"The Model S loaners will be available for immediate purchase at a price that is lower by 1 percent per month of age and $1 per mile. If you like the service loaner more than your other car, you can just keep it."
I must say, if it works the way I think it works (pay for the $1 per mile difference between your car and the loaner, and then extra for features that the loaner has that your car doesn't), the ability to swap out a car for a loaner would be an insane upsell for me, and probably a lot of people.
Tesla should elaborate on this more. (This time a calculator is totally called for!)

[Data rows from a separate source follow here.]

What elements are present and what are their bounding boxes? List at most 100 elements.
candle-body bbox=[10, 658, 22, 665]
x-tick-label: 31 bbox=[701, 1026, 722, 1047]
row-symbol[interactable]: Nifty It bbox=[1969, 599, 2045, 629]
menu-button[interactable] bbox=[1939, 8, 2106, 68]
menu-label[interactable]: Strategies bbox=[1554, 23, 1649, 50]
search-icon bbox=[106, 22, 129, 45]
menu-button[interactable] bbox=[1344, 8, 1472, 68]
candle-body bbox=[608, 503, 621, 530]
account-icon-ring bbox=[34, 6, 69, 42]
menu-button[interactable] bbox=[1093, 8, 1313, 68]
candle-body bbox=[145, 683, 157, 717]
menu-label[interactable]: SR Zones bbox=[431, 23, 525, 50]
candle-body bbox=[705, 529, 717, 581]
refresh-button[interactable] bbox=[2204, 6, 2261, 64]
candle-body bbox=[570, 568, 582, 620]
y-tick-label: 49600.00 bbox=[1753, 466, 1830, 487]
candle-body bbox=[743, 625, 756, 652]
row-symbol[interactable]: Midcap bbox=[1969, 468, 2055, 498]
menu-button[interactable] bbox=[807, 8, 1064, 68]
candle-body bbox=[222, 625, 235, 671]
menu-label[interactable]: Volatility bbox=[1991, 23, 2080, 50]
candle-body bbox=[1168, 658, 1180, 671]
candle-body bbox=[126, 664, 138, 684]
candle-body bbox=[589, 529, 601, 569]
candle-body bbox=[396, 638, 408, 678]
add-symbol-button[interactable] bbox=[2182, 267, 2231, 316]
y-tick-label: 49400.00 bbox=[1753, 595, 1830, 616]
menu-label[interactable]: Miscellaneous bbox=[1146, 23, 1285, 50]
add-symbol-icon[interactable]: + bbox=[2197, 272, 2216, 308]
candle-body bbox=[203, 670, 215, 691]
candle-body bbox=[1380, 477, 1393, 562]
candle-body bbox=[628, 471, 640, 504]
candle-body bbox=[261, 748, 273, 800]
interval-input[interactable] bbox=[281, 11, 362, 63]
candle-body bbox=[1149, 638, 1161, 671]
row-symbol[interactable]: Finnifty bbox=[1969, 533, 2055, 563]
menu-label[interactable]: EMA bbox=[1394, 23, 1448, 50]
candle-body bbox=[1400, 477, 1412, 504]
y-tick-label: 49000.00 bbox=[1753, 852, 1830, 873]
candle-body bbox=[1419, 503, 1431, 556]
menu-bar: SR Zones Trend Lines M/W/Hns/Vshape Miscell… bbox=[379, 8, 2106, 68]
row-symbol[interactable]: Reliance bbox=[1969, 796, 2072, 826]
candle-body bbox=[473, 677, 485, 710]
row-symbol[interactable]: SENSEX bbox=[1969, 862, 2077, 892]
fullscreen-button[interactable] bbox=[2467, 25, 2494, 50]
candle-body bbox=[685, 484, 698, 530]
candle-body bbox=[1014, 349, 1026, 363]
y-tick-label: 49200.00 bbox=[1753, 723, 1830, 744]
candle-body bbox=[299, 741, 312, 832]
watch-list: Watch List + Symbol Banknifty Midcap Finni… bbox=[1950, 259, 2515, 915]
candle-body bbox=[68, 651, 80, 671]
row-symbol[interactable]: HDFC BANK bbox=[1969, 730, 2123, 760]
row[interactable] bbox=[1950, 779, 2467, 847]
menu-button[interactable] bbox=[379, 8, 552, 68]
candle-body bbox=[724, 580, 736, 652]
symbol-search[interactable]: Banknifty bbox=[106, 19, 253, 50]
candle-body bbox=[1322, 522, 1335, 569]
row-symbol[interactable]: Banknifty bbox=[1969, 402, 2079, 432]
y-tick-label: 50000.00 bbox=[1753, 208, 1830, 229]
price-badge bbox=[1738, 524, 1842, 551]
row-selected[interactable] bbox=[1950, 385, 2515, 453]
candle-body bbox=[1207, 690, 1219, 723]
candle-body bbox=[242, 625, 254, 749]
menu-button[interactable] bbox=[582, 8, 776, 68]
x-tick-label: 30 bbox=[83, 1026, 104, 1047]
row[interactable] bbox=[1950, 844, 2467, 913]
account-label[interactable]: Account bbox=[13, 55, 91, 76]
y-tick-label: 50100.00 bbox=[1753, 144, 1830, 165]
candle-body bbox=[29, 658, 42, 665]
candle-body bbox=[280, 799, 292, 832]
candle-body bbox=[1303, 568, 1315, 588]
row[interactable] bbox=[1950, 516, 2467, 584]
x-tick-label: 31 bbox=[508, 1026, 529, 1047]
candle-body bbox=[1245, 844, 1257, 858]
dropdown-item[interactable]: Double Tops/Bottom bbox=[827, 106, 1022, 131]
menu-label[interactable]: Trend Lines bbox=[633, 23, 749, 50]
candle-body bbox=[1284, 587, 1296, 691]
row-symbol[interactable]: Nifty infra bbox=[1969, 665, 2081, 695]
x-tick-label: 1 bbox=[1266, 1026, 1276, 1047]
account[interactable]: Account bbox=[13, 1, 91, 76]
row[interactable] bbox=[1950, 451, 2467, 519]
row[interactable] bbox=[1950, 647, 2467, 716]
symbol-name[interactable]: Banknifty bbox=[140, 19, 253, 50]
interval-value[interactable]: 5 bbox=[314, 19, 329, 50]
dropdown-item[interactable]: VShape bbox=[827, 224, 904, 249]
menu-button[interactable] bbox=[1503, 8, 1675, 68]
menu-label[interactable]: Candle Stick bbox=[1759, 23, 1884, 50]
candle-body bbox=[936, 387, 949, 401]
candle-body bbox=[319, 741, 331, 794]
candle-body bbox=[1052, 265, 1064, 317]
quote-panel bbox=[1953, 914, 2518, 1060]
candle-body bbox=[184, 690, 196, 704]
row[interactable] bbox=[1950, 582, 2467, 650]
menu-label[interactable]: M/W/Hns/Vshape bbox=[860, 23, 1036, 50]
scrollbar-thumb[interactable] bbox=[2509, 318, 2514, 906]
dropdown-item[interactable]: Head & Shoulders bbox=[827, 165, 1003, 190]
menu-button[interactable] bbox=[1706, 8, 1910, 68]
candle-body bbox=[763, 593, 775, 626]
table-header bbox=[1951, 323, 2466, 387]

If this can become a more formal program (which I admit would work better in WA than in CA, since we don't have EV sales tax), I would never dream of doing anything
other than ticking on every option out there when I designed my car.
Reason is then I can finance e.g. $110k for a P85, and then every year just pay in the mileage difference (let's say $10k cash to cover 12'500k miles vs. loaner 2'500 miles) and have a perpetual new car for life. Maybe a few thousand here and there more due to newer features that come online - but worth it.
On the other hand, had I started off with a non-loaded 60kWh, parting with $40k cash to do the first trade-up would require some thought.
So I think if Tesla can formalize this and help with regulatory hurdles (registration, taxes etc.), this is going to significantly push sales figures on the high-end P85 side over the other models.
*EDIT* My math was off. I forgot about depreciation. Knew something was too good to be true. So a perpetual new car would cost you ~$22k per year - not $10k per year. Well, I wonder what would happen if you trade in once every 29 days...
Ahh well, but it's still to know that you have some way to get hold of the latest must-have features (e.g. the situation P85 owners are in now that there's a P85+). But I wouldn't do it yearly just for the new car smell.